Romano Prodi e Enrico Letta si sono esibiti insieme, ieri sera a Roma, scambiandosi elogi e riconoscimenti. Occasione, la presentazione del libro autobiografico Strana vita, la mia, dato alle stampe da Prodi proprio in concomitanza - secondo i maligni - con l'apertura della partita per il Colle. Malignità che, ovviamente, il diretto interessato smentisce seccamente, e con buoni argomenti: «A 82 anni, con un incarico settennale, sarebbe una incoscienza». Tanto più, aggiunge con un certo sarcasmo, che i famosi «101», i franchi tiratori Pd che affossarono nel 2013 la sua investitura, «sono ancora lì e hanno fatto figli e nipoti». Come dire che i cospiratori (Prodi lascia intendere di essere convinto che quello per trombarlo fosse un piano ben orchestrato, e assai più largo di quanto appaia) sono ancora lì, pronti a ripetere il misfatto. Né deve essere interpretata come «occhiolino» a destra per averne i voti, assicura, la sua sorprendente difesa dell'ex arcinemico Berlusconi dalla «follia» della richiesta di perizia psichiatrica. Su cui Letta, invece, tace.

Ma pur tirandosi (almeno ufficialmente) fuori dalla mischia, l'ex fondatore dell'Ulivo non perde l'occasione per ribadire al segretario Pd che il suo piano A, ossia il bis di Mattarella, non esiste, e che dunque è bene che il suo partito si affretti a mettere insieme un piano B. Se spera di essere lui, alla fine, il jolly necessario, di certo non lo lascia trasparire: «Mattarella ha detto che non vuole il bis, e come tutti i siciliani silenziosi non cambierà idea». E siccome, sottolinea, Draghi è fondamentale al governo, il Pd deve trovare un altro nome. Letta rinvia: «Di Quirinale si parlerà da gennaio, inutile infilarsi ora in un rebus».

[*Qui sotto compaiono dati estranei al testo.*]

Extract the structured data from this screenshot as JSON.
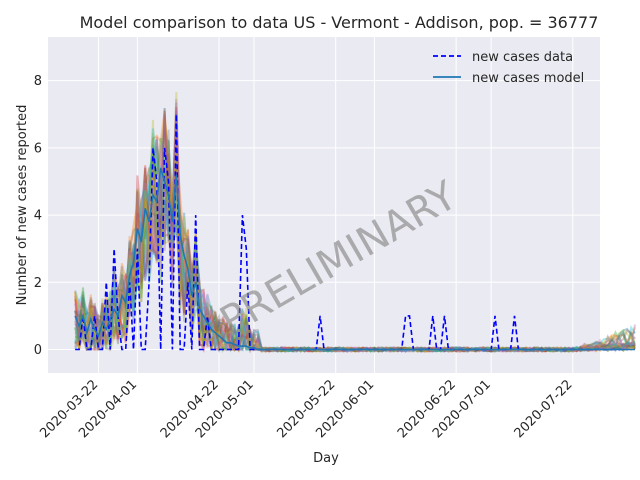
{
  "chart_data": {
    "type": "line",
    "title": "Model comparison to data US - Vermont - Addison, pop. = 36777",
    "xlabel": "Day",
    "ylabel": "Number of new cases reported",
    "x_range": [
      "2020-03-09",
      "2020-07-29"
    ],
    "ylim": [
      -0.7,
      9.3
    ],
    "y_ticks": [
      0,
      2,
      4,
      6,
      8
    ],
    "x_ticks": [
      {
        "date": "2020-03-22",
        "label": "2020-03-22"
      },
      {
        "date": "2020-04-01",
        "label": "2020-04-01"
      },
      {
        "date": "2020-04-22",
        "label": "2020-04-22"
      },
      {
        "date": "2020-05-01",
        "label": "2020-05-01"
      },
      {
        "date": "2020-05-22",
        "label": "2020-05-22"
      },
      {
        "date": "2020-06-01",
        "label": "2020-06-01"
      },
      {
        "date": "2020-06-22",
        "label": "2020-06-22"
      },
      {
        "date": "2020-07-01",
        "label": "2020-07-01"
      },
      {
        "date": "2020-07-22",
        "label": "2020-07-22"
      }
    ],
    "grid": true,
    "legend_position": "top-right",
    "watermark": "PRELIMINARY",
    "series": [
      {
        "name": "new cases data",
        "style": "dashed",
        "color": "#0000ff",
        "start_date": "2020-03-16",
        "values": [
          0,
          0,
          1,
          0,
          0,
          1,
          0,
          0,
          2,
          0,
          3,
          1,
          0,
          0,
          2,
          0,
          3,
          0,
          0,
          2,
          6,
          5,
          0,
          6,
          5,
          0,
          7,
          0,
          0,
          2,
          0,
          4,
          0,
          0,
          1,
          0,
          0,
          0,
          0,
          0,
          0,
          0,
          0,
          4,
          3,
          0,
          0,
          0,
          0,
          0,
          0,
          0,
          0,
          0,
          0,
          0,
          0,
          0,
          0,
          0,
          0,
          0,
          0,
          1,
          0,
          0,
          0,
          0,
          0,
          0,
          0,
          0,
          0,
          0,
          0,
          0,
          0,
          0,
          0,
          0,
          0,
          0,
          0,
          0,
          0,
          1,
          1,
          0,
          0,
          0,
          0,
          0,
          1,
          0,
          0,
          1,
          0,
          0,
          0,
          0,
          0,
          0,
          0,
          0,
          0,
          0,
          0,
          0,
          1,
          0,
          0,
          0,
          0,
          1,
          0,
          0,
          0,
          0,
          0,
          0,
          0,
          0,
          0,
          0,
          0,
          0,
          0,
          0,
          0,
          0,
          0,
          0,
          0,
          0,
          0,
          0,
          0,
          0,
          0,
          0,
          0,
          0,
          0
        ]
      },
      {
        "name": "new cases model",
        "style": "solid",
        "color": "#1f77b4",
        "start_date": "2020-03-16",
        "values": [
          1.0,
          0.7,
          1.0,
          0.5,
          0.9,
          0.6,
          0.4,
          0.8,
          0.6,
          0.9,
          1.2,
          1.0,
          1.6,
          1.4,
          2.2,
          2.6,
          3.6,
          3.2,
          4.2,
          3.8,
          4.6,
          4.4,
          5.4,
          5.0,
          4.6,
          3.8,
          5.2,
          3.4,
          2.8,
          2.4,
          1.6,
          2.0,
          1.2,
          1.0,
          0.8,
          0.6,
          0.5,
          0.4,
          0.3,
          0.2,
          0.2,
          0.15,
          0.1,
          0.1,
          0.1,
          0.05,
          0.05,
          0,
          0,
          0,
          0,
          0,
          0,
          0,
          0,
          0,
          0,
          0,
          0,
          0,
          0,
          0,
          0,
          0,
          0,
          0,
          0,
          0,
          0,
          0,
          0,
          0,
          0,
          0,
          0,
          0,
          0,
          0,
          0,
          0,
          0,
          0,
          0,
          0,
          0,
          0,
          0,
          0,
          0,
          0,
          0,
          0,
          0,
          0,
          0,
          0,
          0,
          0,
          0,
          0,
          0,
          0,
          0,
          0,
          0,
          0,
          0,
          0,
          0,
          0,
          0,
          0,
          0,
          0,
          0,
          0,
          0,
          0,
          0,
          0,
          0,
          0,
          0,
          0,
          0,
          0,
          0,
          0,
          0,
          0,
          0,
          0,
          0,
          0,
          0,
          0,
          0,
          0,
          0,
          0,
          0,
          0,
          0,
          0,
          0
        ]
      }
    ]
  },
  "colors": {
    "plot_background": "#eaeaf2",
    "grid": "#ffffff",
    "ensemble_palette": [
      "#1f77b4",
      "#ff7f0e",
      "#2ca02c",
      "#d62728",
      "#9467bd",
      "#8c564b",
      "#e377c2",
      "#7f7f7f",
      "#bcbd22",
      "#17becf"
    ]
  }
}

La rimpatriata tra i due è l'occasione per smentire i sospetti di disaccordo, nati dalle punzecchiature di Prodi contro un Pd che parla troppo di leggi Zan e poco di grandi questioni sociali. «Nessuna bacchettata a Enrico, concordiamo sui temi della ripresa», dice il maestro, che poi incorona Letta come «federatore obbligato delle correnti Pd e dei Cinque stelle», con cui l'alleanza è obbligata. Letta, dal canto suo, ripete che «Romano» resta il suo maestro, colui che lo scelse «come ragazzo di bottega» a Palazzo Chigi, un «uomo di Stato capace di fare la Storia, e non solo di accompagnarla» Un punto di riferimento politico e esistenziale: «Ci sono poche persone cui chiedo consiglio nei passaggi chiave della mia vita, e Prodi è una di questi», confida, mentre l'altro racconta della telefonata che il pupillo gli fece prima di tornare da Parigi accettando la nomina a segretario dem, che gli consigliò di accettare.

Di qui a gennaio si capirà dunque se tanta sintonia politica (nonostante le ramanzine) porterà anche a investiture importanti. Intanto però i critici di Letta nel centrosinistra non perdono occasione per sottolineare le riserve del Professore sulla linea del Pd lettiano. «Sono d'accordo con Prodi - dice Andrea Marcucci - il Pd spesso comunica scarsa attenzione sui temi economici e il rilancio. In fondo è la famosa discussione sull'agenda Draghi che ci divide, e nel Pd c'è chi considera Draghi un male transitorio da rimuovere».

E accusa il suo partito di fare «battaglie parlamentari non calibrate o espresse male» e proposte come quelle sulla tassa di successione «che ha prodotto una idea distorta dei nostri obiettivi». Anche i renziani di Italia viva utilizzano Prodi contro Letta: «Il Pd lo ascolti - dice Ettore Rosato - in piena pandemia e crisi economica non ci si può caratterizzare solo per il voto ai sedicenni e il ddl Zan».